There are three separate picturesque bridges next to each other. Close by is Prešeren Square with a statue of Slovenian most famous poet France Prešeren.
There is a steep walk up to the Castle from Triple Bridge although you can take the funicular if you wish. The views from the top of the tower are spectacular with the Sava River and Kamnik Alps in the distance.
Zmajski Most (Dragon Bridge)
The Dragon is the city’s motif; there are four dragon statues here and the Open Market is at the end of the bridge.
Eastern Europe Itinerary – Day 13 Ljubljana – Lake Bled
There is a resort town below the Julian Alps worth a day trip out of Ljubljana, Bled, where the 11th Century Castle, now a museum, sits on a cliff above Bled Lake which is 30 meters deep and fed purely from springs.
The current castle only dates from the 17th Century and needed restoration in the mid-20th Century. There is a 16th Century chapel with nice frescoes and a museum on the castle’s and the region’s history. Try the wine made by Andre, the monk.

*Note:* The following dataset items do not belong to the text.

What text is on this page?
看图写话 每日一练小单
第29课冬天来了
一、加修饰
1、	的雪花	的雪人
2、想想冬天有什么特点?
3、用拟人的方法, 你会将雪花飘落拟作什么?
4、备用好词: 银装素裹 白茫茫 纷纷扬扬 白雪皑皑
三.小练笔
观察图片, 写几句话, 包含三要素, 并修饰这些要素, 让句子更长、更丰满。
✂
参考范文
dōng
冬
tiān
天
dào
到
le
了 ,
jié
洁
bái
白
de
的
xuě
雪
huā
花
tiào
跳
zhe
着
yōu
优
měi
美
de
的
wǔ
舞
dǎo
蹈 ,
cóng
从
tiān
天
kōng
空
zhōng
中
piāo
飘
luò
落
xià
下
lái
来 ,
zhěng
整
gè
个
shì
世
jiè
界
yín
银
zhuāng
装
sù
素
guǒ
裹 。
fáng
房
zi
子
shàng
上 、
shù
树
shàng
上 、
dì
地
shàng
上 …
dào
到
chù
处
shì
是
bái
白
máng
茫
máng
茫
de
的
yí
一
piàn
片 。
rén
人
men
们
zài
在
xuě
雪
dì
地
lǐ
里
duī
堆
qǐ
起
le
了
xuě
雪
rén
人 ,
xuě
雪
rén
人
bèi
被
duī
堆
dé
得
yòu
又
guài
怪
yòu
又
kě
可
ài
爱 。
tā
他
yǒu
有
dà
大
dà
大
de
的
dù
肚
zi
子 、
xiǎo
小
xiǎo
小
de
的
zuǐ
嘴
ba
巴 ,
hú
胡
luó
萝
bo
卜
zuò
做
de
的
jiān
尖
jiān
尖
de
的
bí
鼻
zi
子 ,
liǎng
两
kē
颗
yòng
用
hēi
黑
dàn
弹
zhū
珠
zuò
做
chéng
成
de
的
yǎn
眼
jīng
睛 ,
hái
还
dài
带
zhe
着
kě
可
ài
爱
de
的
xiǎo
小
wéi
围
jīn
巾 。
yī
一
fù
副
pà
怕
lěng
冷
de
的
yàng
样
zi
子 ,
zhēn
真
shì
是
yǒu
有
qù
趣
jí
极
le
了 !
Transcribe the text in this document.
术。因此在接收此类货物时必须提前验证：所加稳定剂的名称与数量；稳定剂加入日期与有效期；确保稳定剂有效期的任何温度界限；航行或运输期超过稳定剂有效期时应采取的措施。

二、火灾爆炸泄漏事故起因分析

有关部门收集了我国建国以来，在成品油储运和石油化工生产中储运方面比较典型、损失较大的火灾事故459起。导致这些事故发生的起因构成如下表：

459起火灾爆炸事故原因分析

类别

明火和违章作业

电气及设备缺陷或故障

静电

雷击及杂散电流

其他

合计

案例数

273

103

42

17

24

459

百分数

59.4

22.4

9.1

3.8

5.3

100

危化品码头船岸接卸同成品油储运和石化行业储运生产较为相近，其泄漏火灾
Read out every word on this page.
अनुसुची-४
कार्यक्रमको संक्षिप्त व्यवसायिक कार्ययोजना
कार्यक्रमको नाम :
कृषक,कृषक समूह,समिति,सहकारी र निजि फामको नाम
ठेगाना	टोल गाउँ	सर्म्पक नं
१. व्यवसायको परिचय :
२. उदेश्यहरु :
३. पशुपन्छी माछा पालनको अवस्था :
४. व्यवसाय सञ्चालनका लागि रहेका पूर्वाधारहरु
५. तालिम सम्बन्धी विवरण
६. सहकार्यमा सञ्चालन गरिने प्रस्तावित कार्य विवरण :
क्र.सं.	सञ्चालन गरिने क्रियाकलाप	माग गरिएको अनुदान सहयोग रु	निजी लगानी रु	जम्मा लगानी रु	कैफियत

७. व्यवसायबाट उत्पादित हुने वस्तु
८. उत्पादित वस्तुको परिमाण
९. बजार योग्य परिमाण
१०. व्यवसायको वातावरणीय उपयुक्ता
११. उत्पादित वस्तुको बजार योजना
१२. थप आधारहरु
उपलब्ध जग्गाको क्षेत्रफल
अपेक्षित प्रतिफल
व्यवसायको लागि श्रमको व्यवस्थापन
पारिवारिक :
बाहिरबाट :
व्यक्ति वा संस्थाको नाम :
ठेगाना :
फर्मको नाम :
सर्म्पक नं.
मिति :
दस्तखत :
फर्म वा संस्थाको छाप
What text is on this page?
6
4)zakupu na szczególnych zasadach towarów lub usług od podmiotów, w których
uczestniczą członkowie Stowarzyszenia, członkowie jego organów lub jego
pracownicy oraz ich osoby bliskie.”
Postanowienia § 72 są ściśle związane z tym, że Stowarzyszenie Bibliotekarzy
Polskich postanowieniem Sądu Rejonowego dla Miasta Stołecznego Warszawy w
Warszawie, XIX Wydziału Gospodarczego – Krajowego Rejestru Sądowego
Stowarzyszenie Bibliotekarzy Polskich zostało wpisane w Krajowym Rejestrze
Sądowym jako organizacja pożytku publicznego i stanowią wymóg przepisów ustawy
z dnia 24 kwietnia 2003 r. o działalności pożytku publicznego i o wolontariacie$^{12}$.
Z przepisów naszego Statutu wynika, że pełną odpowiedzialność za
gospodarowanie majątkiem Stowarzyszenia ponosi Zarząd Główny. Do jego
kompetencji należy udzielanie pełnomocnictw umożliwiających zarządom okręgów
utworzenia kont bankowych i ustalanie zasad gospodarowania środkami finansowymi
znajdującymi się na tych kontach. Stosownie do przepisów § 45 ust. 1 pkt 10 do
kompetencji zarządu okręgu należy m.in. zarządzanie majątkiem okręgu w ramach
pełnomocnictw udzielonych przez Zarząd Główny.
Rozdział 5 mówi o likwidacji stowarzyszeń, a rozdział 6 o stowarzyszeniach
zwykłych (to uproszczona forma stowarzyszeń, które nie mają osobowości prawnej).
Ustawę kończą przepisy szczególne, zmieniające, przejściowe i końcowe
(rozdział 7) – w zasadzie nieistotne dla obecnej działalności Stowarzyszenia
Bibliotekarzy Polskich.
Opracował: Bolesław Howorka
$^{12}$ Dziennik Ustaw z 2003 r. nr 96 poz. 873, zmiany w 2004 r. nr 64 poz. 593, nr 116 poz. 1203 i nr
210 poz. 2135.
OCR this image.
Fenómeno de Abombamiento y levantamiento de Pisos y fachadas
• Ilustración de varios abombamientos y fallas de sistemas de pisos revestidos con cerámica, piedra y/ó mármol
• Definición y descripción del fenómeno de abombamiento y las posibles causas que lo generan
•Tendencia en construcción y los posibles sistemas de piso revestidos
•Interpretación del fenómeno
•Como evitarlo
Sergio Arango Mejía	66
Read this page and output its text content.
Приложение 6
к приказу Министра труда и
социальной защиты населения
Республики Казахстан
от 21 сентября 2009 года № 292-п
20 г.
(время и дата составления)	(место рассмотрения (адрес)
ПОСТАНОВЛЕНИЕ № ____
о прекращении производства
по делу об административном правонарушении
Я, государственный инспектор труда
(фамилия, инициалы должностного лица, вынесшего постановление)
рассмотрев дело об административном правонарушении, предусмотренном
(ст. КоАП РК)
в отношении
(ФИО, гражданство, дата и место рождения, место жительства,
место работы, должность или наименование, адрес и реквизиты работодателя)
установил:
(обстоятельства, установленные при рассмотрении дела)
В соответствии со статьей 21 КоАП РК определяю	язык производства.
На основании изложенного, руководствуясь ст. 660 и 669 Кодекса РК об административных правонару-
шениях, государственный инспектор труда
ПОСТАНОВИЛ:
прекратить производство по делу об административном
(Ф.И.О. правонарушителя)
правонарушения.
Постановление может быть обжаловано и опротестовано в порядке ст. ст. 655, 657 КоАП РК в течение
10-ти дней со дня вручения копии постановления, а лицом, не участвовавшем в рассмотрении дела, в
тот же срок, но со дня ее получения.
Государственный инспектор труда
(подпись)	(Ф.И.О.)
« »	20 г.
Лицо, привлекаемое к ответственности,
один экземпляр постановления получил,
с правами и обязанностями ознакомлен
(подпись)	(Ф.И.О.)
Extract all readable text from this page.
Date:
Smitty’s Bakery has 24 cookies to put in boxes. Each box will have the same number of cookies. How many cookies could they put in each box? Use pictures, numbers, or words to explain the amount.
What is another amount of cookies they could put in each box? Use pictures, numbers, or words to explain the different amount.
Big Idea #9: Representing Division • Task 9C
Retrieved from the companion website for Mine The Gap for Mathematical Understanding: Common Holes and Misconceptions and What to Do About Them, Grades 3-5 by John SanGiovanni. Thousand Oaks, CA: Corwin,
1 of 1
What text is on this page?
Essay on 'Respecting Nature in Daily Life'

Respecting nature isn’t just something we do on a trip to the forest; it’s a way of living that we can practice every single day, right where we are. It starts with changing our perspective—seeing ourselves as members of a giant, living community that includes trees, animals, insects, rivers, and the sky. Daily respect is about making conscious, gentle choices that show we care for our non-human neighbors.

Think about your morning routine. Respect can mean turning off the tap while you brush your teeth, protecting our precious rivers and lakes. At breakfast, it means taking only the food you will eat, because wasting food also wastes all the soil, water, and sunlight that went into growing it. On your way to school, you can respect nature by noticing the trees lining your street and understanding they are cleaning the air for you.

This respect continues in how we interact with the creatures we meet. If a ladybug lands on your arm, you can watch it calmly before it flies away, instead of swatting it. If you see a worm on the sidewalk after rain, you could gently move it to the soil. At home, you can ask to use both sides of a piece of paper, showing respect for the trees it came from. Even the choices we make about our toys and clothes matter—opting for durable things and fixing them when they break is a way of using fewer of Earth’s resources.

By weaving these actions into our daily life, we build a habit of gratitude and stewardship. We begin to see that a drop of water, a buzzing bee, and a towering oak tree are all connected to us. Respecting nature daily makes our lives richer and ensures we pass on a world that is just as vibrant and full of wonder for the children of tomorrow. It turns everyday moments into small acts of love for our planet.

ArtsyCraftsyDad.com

The Pilgrimage Church of the Assumption of Maria is on a small island in this glacial lake which is accessed by a boat similar to a gondola. The frescoes of the Virgin Mary are the highlight of the interior. The current church dates back to 1698 but those frescoes were in the original Gothic church that dated back to 1534. Excavations have shown that there were a chapel and a cemetery here in the 1st Century AD.
Eastern Europe Itinerary – Day 14 Fly Home
It’s time to head for home after a leisurely breakfast, flight timetables permitting. The airport is 24 kilometers from the center and there are direct flights to some 30 cities. Many of the low-cost airlines fly in and out of Ljubljana as well as Turkish Airlines and Air France. Alternatively, you can fly home from nearby Zagreb, Vienna or even Venice and Milan.